Research and Development Tax Relief: A powerful strategic & tax planning tool
Research and Development tax relief has been in the spotlight during recent years, but many businesses remain unaware of the extra benefits this tax allowance can deliver. Specialist R&D and Capital Allowance expert, Terry Cheesman, explains more.
The best-run companies regularly assess how their operations would be impacted by unpredictable events, but no one could have foreseen how the outbreak of Covid-19 would impact supply chains across the world. In this strange new world we find ourselves in it’s critical that cash-starved companies consider every opportunity available to them.
The factory and workplace of the future must be resilient to weather any economic storm. The all too familiar sight of empty factories and offices, broken supply chains, furloughed staff and cessation of production is a warning that to independently survive whatever nature throws at us, change is needed.
Many of the technologies listed below are, and can, be applied to manufacturing and office -based environments across functions such as:
Shop floor and office automation
Remote diagnostics and IoT (Internet of things) applications
Preventative maintenance sentinels
3D design simulations
ERP and MRP functionality
3D training manuals
Digital marketing and CRM integrations
Real-time factory to back office integrations
Supply chain portal development
The cost of implementing these things has reduced significantly over the years, making the technologies more accessible. And combination funding such as Made Smarter UK and R&D Tax relief make it more attainable than you might think, in providing a de-risking mechanism for business owners.
What are R&D Tax Credits?
R&D Tax Credits are a government incentive designed to reward innovation and accelerate growth in UK Companies. It came into sharper focus in the run up to Brexit and the realisation that the UK, at the current rate of R&D uptake and digitalisation was never going to meet its target of 2.4% GDP invested in internal R&D efforts by 2027.
The government is committed to widening the scope of R&D tax relief to include all things cloud accounting and data management (probably as a short-term emergency measure for a number of years). This, coincidentally, ties into necessity in a post-pandemic world for total data resilience to accommodate remote and home working.
Adapt or Die has never been so relevant. R&D is all about doing things smarter, faster, cheaper, and better by using technology and science in a new, non-standard way.

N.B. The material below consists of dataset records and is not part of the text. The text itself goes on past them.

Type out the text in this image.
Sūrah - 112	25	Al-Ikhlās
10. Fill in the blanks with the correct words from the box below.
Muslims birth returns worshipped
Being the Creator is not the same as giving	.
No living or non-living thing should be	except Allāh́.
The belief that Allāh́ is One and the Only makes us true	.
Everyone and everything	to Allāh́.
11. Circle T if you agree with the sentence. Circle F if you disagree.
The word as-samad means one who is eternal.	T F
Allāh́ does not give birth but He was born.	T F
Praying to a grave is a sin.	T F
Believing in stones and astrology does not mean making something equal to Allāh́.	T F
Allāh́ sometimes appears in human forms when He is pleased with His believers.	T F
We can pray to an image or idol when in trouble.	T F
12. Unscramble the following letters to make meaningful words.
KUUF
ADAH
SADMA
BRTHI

Case study as we went into lockdown:
Family run manufacturing business, in existence for 17 years and had never made an R&D claim. They made a successful claim in March 2020 for the last 2 accounting periods for 243, 000 physical cash (a lifeline given the economic climate since their biggest clients mostly closed in lockdown: London bars, high street chains and airports).
Below are some of the project areas involved:
Tooling and equipment design and development
Prototyping, including designing, constructing, and testing products
Evaluating and determining the most efficient material profile for products and processes
Streamlining manufacturing processes through automation
Integrating materials to improve product performance
Developing novel and innovative control programs
Development of second and third generation products
Scaling up of production processes
The business owners have available land to expand the production facility.
Maximise your tax relief with Research and Development Allowances: When R&D and Capital Allowances Meet
Whilst R&D tax relief has been in the spotlight during recent years, other forms of tax savings are often overlooked. In fact, many businesses are unaware of the extra benefits that Research and Development Allowances (RDA) can deliver in the form of additional tax savings.
RDAs are a form of first-year capital allowance which allows 100% tax relief on expenditure for assets used for R&D activities.
Surprisingly, RDAS (formerly known as Scientific Research Allowances) have been in existence since 1962 and can significantly reduce your company’s corporation tax. But they are relatively unknown and not enough businesses are taking advantage of this lucrative form of tax relief.
The asset expenditure must have incurred for the purpose of research and development to seek an advance in solving science or technological uncertainties.
Whereas R&D tax relief relates to operational costs such as staff wages, subcontractors, materials etc, qualifying RDA capital expenditure can include the cost of brand new assets, such as buildings in which the R&D is carried out and equipment used to conduct the R&D activity.
For example, you may have spent money on building or refurbishing research and development facilities, created a new IT infrastructure or invested in new plant and machinery, tools testing equipment or even company vehicles.
Unlike mainstream Capital Allowances, an RDA claim can be made on a whole asset, including structure, and setting (everything but the base cost of the land and intellectual property). The asset must be used in the R&D efforts for 75% of some time it can be repurposed or put to commercial use later (no claw back of the relief unless it is sold, scrapped or the subject of an insurance claim).
Terry Cheesman is a specialist R&D and Capital Allowance expert with national coverage and a business owner within Top 12 National accountancy firm Haines Watts. Terry is also the Finance Director of Changing Streams CIC.